La excursión se presentaba incierta como el reinado de Witiza. El día anterior un frente había traído marcas pluviométricas extraordinarias y fotografías periodísticas de algunos vecinos navegando en esquife hinchable por zonas urbanas. La llegada al parador de Corias, confortable campamento base, se produjo bajo lo que sin duda eran los prolegómenos de un nuevo diluvio universal. El expedicionario encargado de la logística para la cena juraba haber cumplido su cometido con precisión, pero resultó haber hecho la reserva en el parador de Cangas de Onís, como hubo de confesar más tarde, mancillado por la carcajada general. Un oso había aparecido tristemente muerto en una cuneta cerca de Moal.

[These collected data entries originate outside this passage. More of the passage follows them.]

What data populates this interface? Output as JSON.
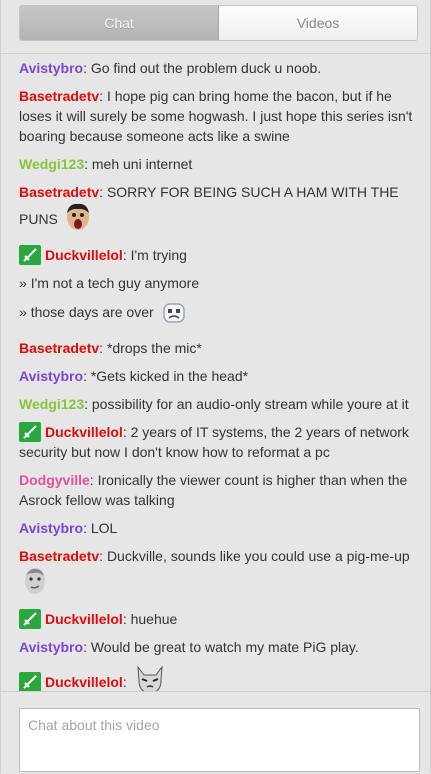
{
  "tabs": {
    "chat": "Chat",
    "videos": "Videos"
  },
  "colors": {
    "purple": "#7b46d6",
    "red": "#e20a0a",
    "green": "#86c43a",
    "pink": "#e6509a",
    "mod_badge": "#2aa83e"
  },
  "messages": [
    {
      "user": "Avistybro",
      "sep": ": ",
      "text": "Go find out the problem duck u noob."
    },
    {
      "user": "Basetradetv",
      "sep": ": ",
      "text": "I hope pig can bring home the bacon, but if he loses it will surely be some hogwash. I just hope this series isn't boaring because someone acts like a swine"
    },
    {
      "user": "Wedgi123",
      "sep": ": ",
      "text": "meh uni internet"
    },
    {
      "user": "Basetradetv",
      "sep": ": ",
      "text": "SORRY FOR BEING SUCH A HAM WITH THE PUNS"
    },
    {
      "user": "Duckvillelol",
      "sep": ": ",
      "text": "I'm trying"
    },
    {
      "prefix": "» ",
      "text": "I'm not a tech guy anymore"
    },
    {
      "prefix": "» ",
      "text": "those days are over"
    },
    {
      "user": "Basetradetv",
      "sep": ": ",
      "text": "*drops the mic*"
    },
    {
      "user": "Avistybro",
      "sep": ": ",
      "text": "*Gets kicked in the head*"
    },
    {
      "user": "Wedgi123",
      "sep": ": ",
      "text": "possibility for an audio-only stream while youre at it"
    },
    {
      "user": "Duckvillelol",
      "sep": ": ",
      "text": "2 years of IT systems, the 2 years of network security but now I don't know how to reformat a pc"
    },
    {
      "user": "Dodgyville",
      "sep": ": ",
      "text": "Ironically the viewer count is higher than when the Asrock fellow was talking"
    },
    {
      "user": "Avistybro",
      "sep": ": ",
      "text": "LOL"
    },
    {
      "user": "Basetradetv",
      "sep": ": ",
      "text": "Duckville, sounds like you could use a pig-me-up"
    },
    {
      "user": "Duckvillelol",
      "sep": ": ",
      "text": "huehue"
    },
    {
      "user": "Avistybro",
      "sep": ": ",
      "text": "Would be great to watch my mate PiG play."
    },
    {
      "user": "Duckvillelol",
      "sep": ": ",
      "text": ""
    }
  ],
  "input": {
    "placeholder": "Chat about this video"
  },
  "icons": {
    "mod_badge": "sword-badge-icon",
    "emotes": [
      "scream-face-emote-icon",
      "sad-robot-emote-icon",
      "kappa-face-emote-icon",
      "cat-face-emote-icon"
    ]
  }
}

Al amanecer el monte humea por la niebla y un orvallo debilitado cede el paso a un sol tibio, pero confiado. La tierra, agostada tras el largo y seco estiaje, empapada ahora con el agua caída, esparce por todas partes, agradecida, los vivificantes aromas de la humedad fértil. Las vacas, recién lavadas, mantienen su mirada indagadora, aunque aparentemente perdida, con su eterna paciencia de rumiantes. Algún expedicionario, rompiendo el orden de marcha, decide ir desde Cangas del Narcea hasta Moal por Leitariegos. Es cierto que nada hay imposible, pero no todo lo posible resulta conveniente, claro. Los teléfonos móviles, lidiando con la azarosa cobertura, permiten sin embargo que el pelotón se reunifique.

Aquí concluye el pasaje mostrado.